Selain itu, menurut Ali, masyarakat juga perlu mengetahui bahwa seluruh perkara yang diklaim dapat diurus Robin, sampai saat ini masih berproses sehingga tidak ada penghentian penanganan sebagaimana dijanjikan Robin kepada pihak-pihak tertentu.
Ia pun menegaskan, penanganan perkara di KPK berlapis dan ketat sehingga tidak memungkinkan orang per orang bisa mengatur sebuah perkara. Bahkan, kontrol perkara dipastikan juga terjadi secara berjenjang dari satgas, direktorat, kemudian kedeputian penindakan sampai dengan lima pimpinan secara kolektif kolegial.
”Artinya dalam satu tim saja sangat mustahil dapat mengondisikan perkara agar tidak berlanjut, terlebih sampai pada tingkat direktorat, kedeputian, bahkan sampai pimpinan,” kata Ali.
Level darurat
Indonesia Corruption Watch (ICW) mendesak KPK agar berani mengungkap semua pihak yang terlibat dalam kasus penanganan perkara di Tanjungbalai. Salah satunya, keterlibatan Wakil Ketua KPK Lili Pintauli Siregar yang namanya juga disebut dalam sidang dugaan korupsi atas terdakwa Stephanus.
Semestinya Dewan Pengawas malu dengan putusannya karena menghukum ringan tindakan Lili. Bagi ICW, hukuman yang layak bagi pelanggar etik tersebut adalah merekomendasikan agar ia mengundurkan diri dan hengkang dari KPK.
Sebagaimana telah diberitakan, di dalam persidangan pada Senin lalu, Syahrial juga mengakui bahwa ia berkomunikasi dengan Lili. Lili memberitahukan bahwa ada berkas perkara atas nama Syahrial di mejanya. Berkas itu diduga terkait suap jual beli jabatan sekretaris daerah di Pemkot Tanjungbalai pada 2019. Syahrial kemudian meminta bantuan kepada Lili. Namun, Lili tak bisa membantu karena berkas sudah sampai kepada pimpinan.
Namun, saat Syahrial kembali meminta petunjuk kepada Lili terkait permasalahan hukumnya, Lili mengarahkan agar kasus tersebut diselesaikan oleh pengacara bernama Arif Aceh. Namun, saran itu tak dijalankan karena, menurut Robin, Arif Aceh dianggap sebagai pengacara ”pemain” di KPK. Syahrial pun memilih menyelesaikan perkara itu melalui Robin yang dikenal melalui eks Wakil Ketua DPR Azis Syamsuddin.
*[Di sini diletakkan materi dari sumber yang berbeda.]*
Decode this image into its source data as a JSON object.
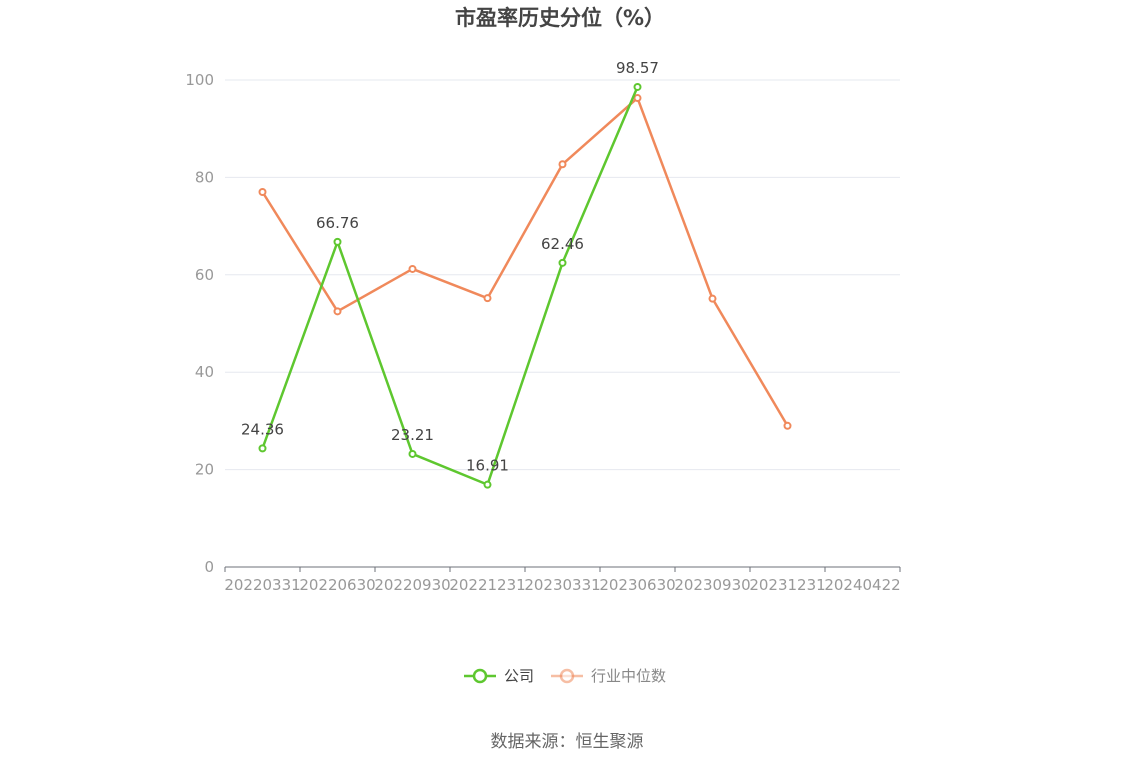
{
  "chart_data": {
    "type": "line",
    "title": "市盈率历史分位（%）",
    "categories": [
      "20220331",
      "20220630",
      "20220930",
      "20221231",
      "20230331",
      "20230630",
      "20230930",
      "20231231",
      "20240422"
    ],
    "ylim": [
      0,
      100
    ],
    "yticks": [
      0,
      20,
      40,
      60,
      80,
      100
    ],
    "grid": true,
    "legend_position": "bottom",
    "series": [
      {
        "name": "公司",
        "color": "#5ec72f",
        "values": [
          24.36,
          66.76,
          23.21,
          16.91,
          62.46,
          98.57,
          null,
          null,
          null
        ],
        "labels": [
          "24.36",
          "66.76",
          "23.21",
          "16.91",
          "62.46",
          "98.57",
          "",
          "",
          ""
        ]
      },
      {
        "name": "行业中位数",
        "color": "#f0895b",
        "values": [
          77.0,
          52.5,
          61.2,
          55.2,
          82.7,
          96.3,
          55.1,
          29.0,
          null
        ]
      }
    ],
    "source": "数据来源：恒生聚源"
  }
}
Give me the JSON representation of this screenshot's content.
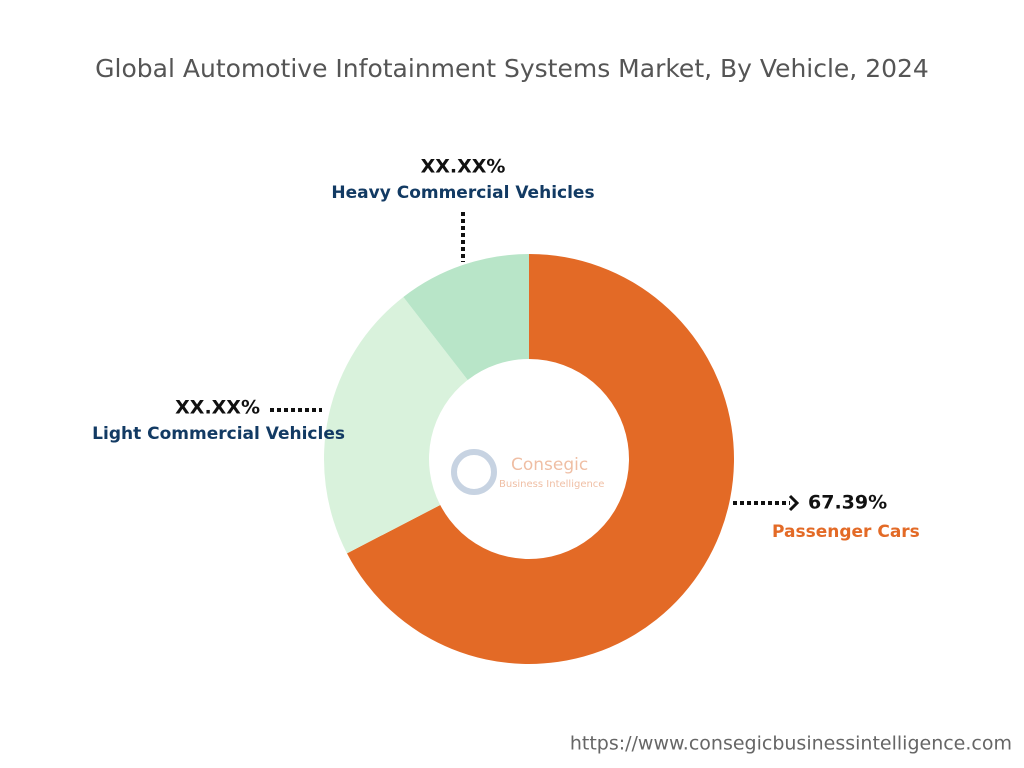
{
  "chart_data": {
    "type": "pie",
    "title": "Global Automotive Infotainment Systems Market, By Vehicle, 2024",
    "categories": [
      "Passenger Cars",
      "Light Commercial Vehicles",
      "Heavy Commercial Vehicles"
    ],
    "values": [
      67.39,
      22.11,
      10.5
    ],
    "value_labels": [
      "67.39%",
      "XX.XX%",
      "XX.XX%"
    ],
    "colors": [
      "#e36a26",
      "#d9f2dc",
      "#b8e5c8"
    ],
    "label_colors": [
      "#e36a26",
      "#123a63",
      "#123a63"
    ]
  },
  "watermark": {
    "name": "Consegic",
    "tagline": "Business Intelligence"
  },
  "footer_url": "https://www.consegicbusinessintelligence.com"
}
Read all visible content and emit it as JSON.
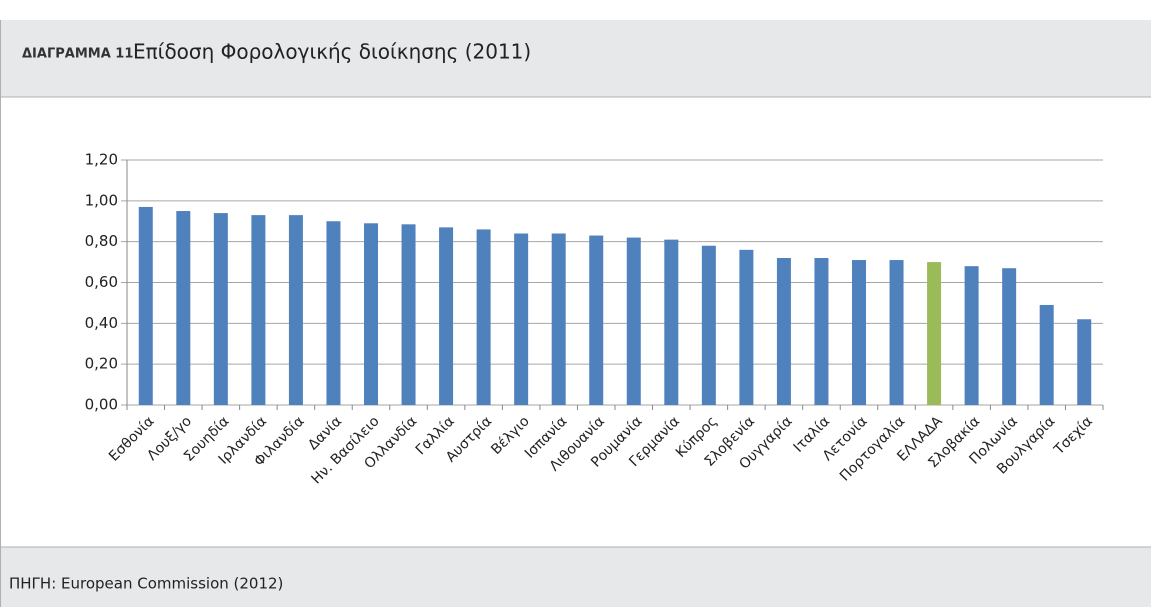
{
  "header": {
    "label": "ΔΙΑΓΡΑΜΜΑ 11",
    "title": "Επίδοση Φορολογικής διοίκησης (2011)"
  },
  "chart_data": {
    "type": "bar",
    "categories": [
      "Εσθονία",
      "Λουξ/γο",
      "Σουηδία",
      "Ιρλανδία",
      "Φιλανδία",
      "Δανία",
      "Ην. Βασίλειο",
      "Ολλανδία",
      "Γαλλία",
      "Αυστρία",
      "Βέλγιο",
      "Ισπανία",
      "Λιθουανία",
      "Ρουμανία",
      "Γερμανία",
      "Κύπρος",
      "Σλοβενία",
      "Ουγγαρία",
      "Ιταλία",
      "Λετονία",
      "Πορτογαλία",
      "ΕΛΛΑΔΑ",
      "Σλοβακία",
      "Πολωνία",
      "Βουλγαρία",
      "Τσεχία"
    ],
    "values": [
      0.97,
      0.95,
      0.94,
      0.93,
      0.93,
      0.9,
      0.89,
      0.885,
      0.87,
      0.86,
      0.84,
      0.84,
      0.83,
      0.82,
      0.81,
      0.78,
      0.76,
      0.72,
      0.72,
      0.71,
      0.71,
      0.7,
      0.68,
      0.67,
      0.49,
      0.42
    ],
    "colors": [
      "#4f81bd",
      "#4f81bd",
      "#4f81bd",
      "#4f81bd",
      "#4f81bd",
      "#4f81bd",
      "#4f81bd",
      "#4f81bd",
      "#4f81bd",
      "#4f81bd",
      "#4f81bd",
      "#4f81bd",
      "#4f81bd",
      "#4f81bd",
      "#4f81bd",
      "#4f81bd",
      "#4f81bd",
      "#4f81bd",
      "#4f81bd",
      "#4f81bd",
      "#4f81bd",
      "#9bbb59",
      "#4f81bd",
      "#4f81bd",
      "#4f81bd",
      "#4f81bd"
    ],
    "ylim": [
      0,
      1.2
    ],
    "yticks": [
      {
        "value": 0,
        "label": "0,00"
      },
      {
        "value": 0.2,
        "label": "0,20"
      },
      {
        "value": 0.4,
        "label": "0,40"
      },
      {
        "value": 0.6,
        "label": "0,60"
      },
      {
        "value": 0.8,
        "label": "0,80"
      },
      {
        "value": 1.0,
        "label": "1,00"
      },
      {
        "value": 1.2,
        "label": "1,20"
      }
    ],
    "grid": true
  },
  "footer": {
    "source": "ΠΗΓΗ: European Commission (2012)"
  }
}
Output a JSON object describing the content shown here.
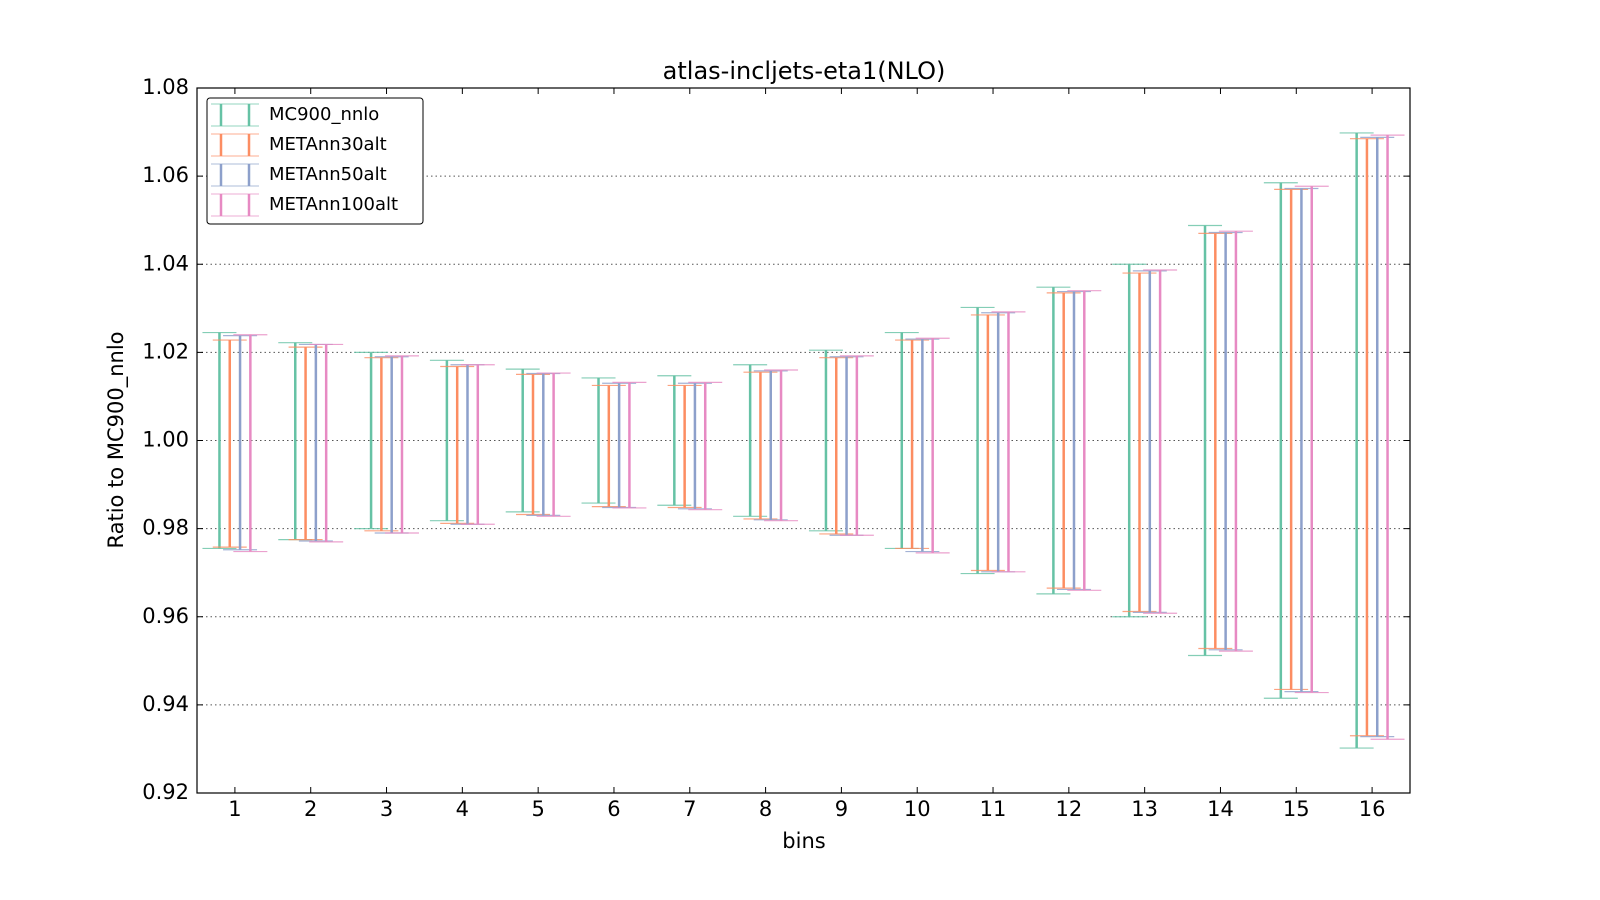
{
  "chart_data": {
    "type": "errorbar",
    "title": "atlas-incljets-eta1(NLO)",
    "xlabel": "bins",
    "ylabel": "Ratio to MC900_nnlo",
    "x": [
      1,
      2,
      3,
      4,
      5,
      6,
      7,
      8,
      9,
      10,
      11,
      12,
      13,
      14,
      15,
      16
    ],
    "xlim": [
      0.5,
      16.5
    ],
    "xticks": [
      1,
      2,
      3,
      4,
      5,
      6,
      7,
      8,
      9,
      10,
      11,
      12,
      13,
      14,
      15,
      16
    ],
    "ylim": [
      0.92,
      1.08
    ],
    "yticks": [
      0.92,
      0.94,
      0.96,
      0.98,
      {
        "value": 1,
        "label": "1.00"
      },
      1.02,
      1.04,
      1.06,
      1.08
    ],
    "grid": true,
    "legend": "upper left",
    "series": [
      {
        "name": "MC900_nnlo",
        "color": "#66c2a5",
        "low": [
          0.9755,
          0.9775,
          0.98,
          0.9818,
          0.9838,
          0.9858,
          0.9853,
          0.9828,
          0.9795,
          0.9755,
          0.9698,
          0.9652,
          0.96,
          0.9512,
          0.9415,
          0.9302
        ],
        "high": [
          1.0245,
          1.0222,
          1.02,
          1.0182,
          1.0162,
          1.0142,
          1.0147,
          1.0172,
          1.0205,
          1.0245,
          1.0302,
          1.0348,
          1.04,
          1.0488,
          1.0585,
          1.0698
        ]
      },
      {
        "name": "METAnn30alt",
        "color": "#fc8d62",
        "low": [
          0.9758,
          0.9775,
          0.9795,
          0.9812,
          0.9832,
          0.985,
          0.9848,
          0.9822,
          0.9788,
          0.9755,
          0.9705,
          0.9665,
          0.9612,
          0.9528,
          0.9435,
          0.933
        ],
        "high": [
          1.0228,
          1.0212,
          1.0188,
          1.0168,
          1.015,
          1.0125,
          1.0125,
          1.0155,
          1.0188,
          1.0228,
          1.0285,
          1.0335,
          1.038,
          1.047,
          1.057,
          1.0685
        ]
      },
      {
        "name": "METAnn50alt",
        "color": "#8da0cb",
        "low": [
          0.9752,
          0.9772,
          0.979,
          0.981,
          0.983,
          0.9848,
          0.9845,
          0.982,
          0.9785,
          0.9748,
          0.9702,
          0.9662,
          0.961,
          0.9525,
          0.943,
          0.9328
        ],
        "high": [
          1.0238,
          1.0218,
          1.019,
          1.0172,
          1.0152,
          1.013,
          1.013,
          1.0158,
          1.019,
          1.023,
          1.029,
          1.0338,
          1.0385,
          1.0472,
          1.0572,
          1.0688
        ]
      },
      {
        "name": "METAnn100alt",
        "color": "#e78ac3",
        "low": [
          0.9748,
          0.977,
          0.979,
          0.981,
          0.9828,
          0.9847,
          0.9843,
          0.9818,
          0.9785,
          0.9745,
          0.9702,
          0.966,
          0.9608,
          0.9522,
          0.9428,
          0.9322
        ],
        "high": [
          1.024,
          1.0218,
          1.0192,
          1.0172,
          1.0153,
          1.0132,
          1.0132,
          1.016,
          1.0192,
          1.0232,
          1.0292,
          1.034,
          1.0387,
          1.0475,
          1.0577,
          1.0693
        ]
      }
    ]
  }
}
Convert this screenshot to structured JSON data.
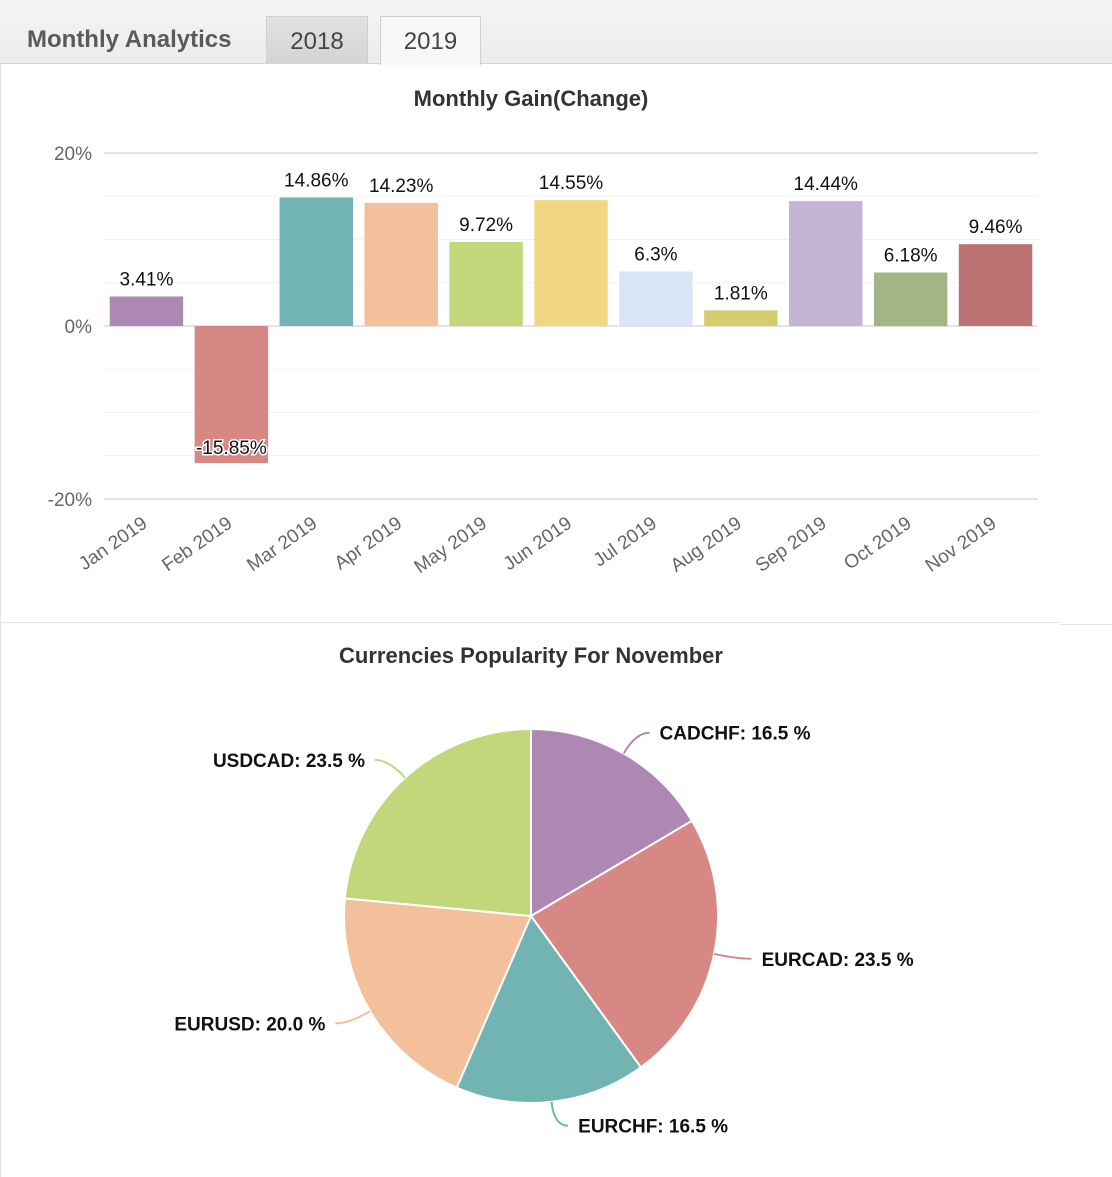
{
  "header": {
    "title": "Monthly Analytics",
    "tabs": [
      {
        "label": "2018",
        "active": false
      },
      {
        "label": "2019",
        "active": true
      }
    ]
  },
  "chart_data": [
    {
      "type": "bar",
      "title": "Monthly Gain(Change)",
      "categories": [
        "Jan 2019",
        "Feb 2019",
        "Mar 2019",
        "Apr 2019",
        "May 2019",
        "Jun 2019",
        "Jul 2019",
        "Aug 2019",
        "Sep 2019",
        "Oct 2019",
        "Nov 2019"
      ],
      "values": [
        3.41,
        -15.85,
        14.86,
        14.23,
        9.72,
        14.55,
        6.3,
        1.81,
        14.44,
        6.18,
        9.46
      ],
      "value_labels": [
        "3.41%",
        "-15.85%",
        "14.86%",
        "14.23%",
        "9.72%",
        "14.55%",
        "6.3%",
        "1.81%",
        "14.44%",
        "6.18%",
        "9.46%"
      ],
      "colors": [
        "#ad88b3",
        "#d88884",
        "#72b4b2",
        "#f4c09c",
        "#c1d779",
        "#f2d683",
        "#d7e6f5",
        "#d4cd6e",
        "#c4b5d4",
        "#a2b585",
        "#bc7272"
      ],
      "ylim": [
        -20,
        20
      ],
      "yticks": [
        20,
        0,
        -20
      ],
      "ytick_labels": [
        "20%",
        "0%",
        "-20%"
      ],
      "grid": true,
      "xlabel": "",
      "ylabel": ""
    },
    {
      "type": "pie",
      "title": "Currencies Popularity For November",
      "slices": [
        {
          "label": "CADCHF: 16.5 %",
          "value": 16.5,
          "color": "#ad88b3"
        },
        {
          "label": "EURCAD: 23.5 %",
          "value": 23.5,
          "color": "#d88884"
        },
        {
          "label": "EURCHF: 16.5 %",
          "value": 16.5,
          "color": "#72b4b2"
        },
        {
          "label": "EURUSD: 20.0 %",
          "value": 20.0,
          "color": "#f4c09c"
        },
        {
          "label": "USDCAD: 23.5 %",
          "value": 23.5,
          "color": "#c1d779"
        }
      ]
    }
  ]
}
Terhadap situasi tersebut, peneliti ICW Kurnia Ramadhana menilai, Lili patut dihadirkan sebagai saksi di persidangan suap terkait penanganan perkara di Tanjungbalai. Sebab, namanya sudah berulang kali disebut oleh sejumlah pihak, misalnya, Syahrial, Robin, dan mantan Sekda Tanjungbalai Yusmada.
”Tindakan ini penting dilakukan untuk semakin memperjelas peran-peran Lili dalam sengkarut perkara tersebut,” ujar Kurnia.
Selain itu, lanjut Kurnia, KPK juga harus segera menerbitkan surat perintah penyelidikan guna melihat apakah ada dugaan tindak pidana serta pelanggaran Undang-Undang KPK, di balik komunikasi antara Lili dan Syahrial.
Terlepas dari itu, Kurnia mengatakan, komunikasi Lili dengan Syahrial semakin menandakan bahwa integritas pimpinan KPK sudah berada pada level darurat atau stadium empat. Sebagaimana diketahui, pelanggaran etik telah dilakukan oleh pimpinan KPK, bukan hanya Lili, tetapi juga Ketua KPK Firli Bahuri.
”Semestinya Dewan Pengawas malu dengan putusannya karena menghukum ringan tindakan Lili. Bagi ICW, hukuman yang layak bagi pelanggar etik tersebut adalah merekomendasikan agar ia mengundurkan diri dan hengkang dari KPK,” kata Kurnia.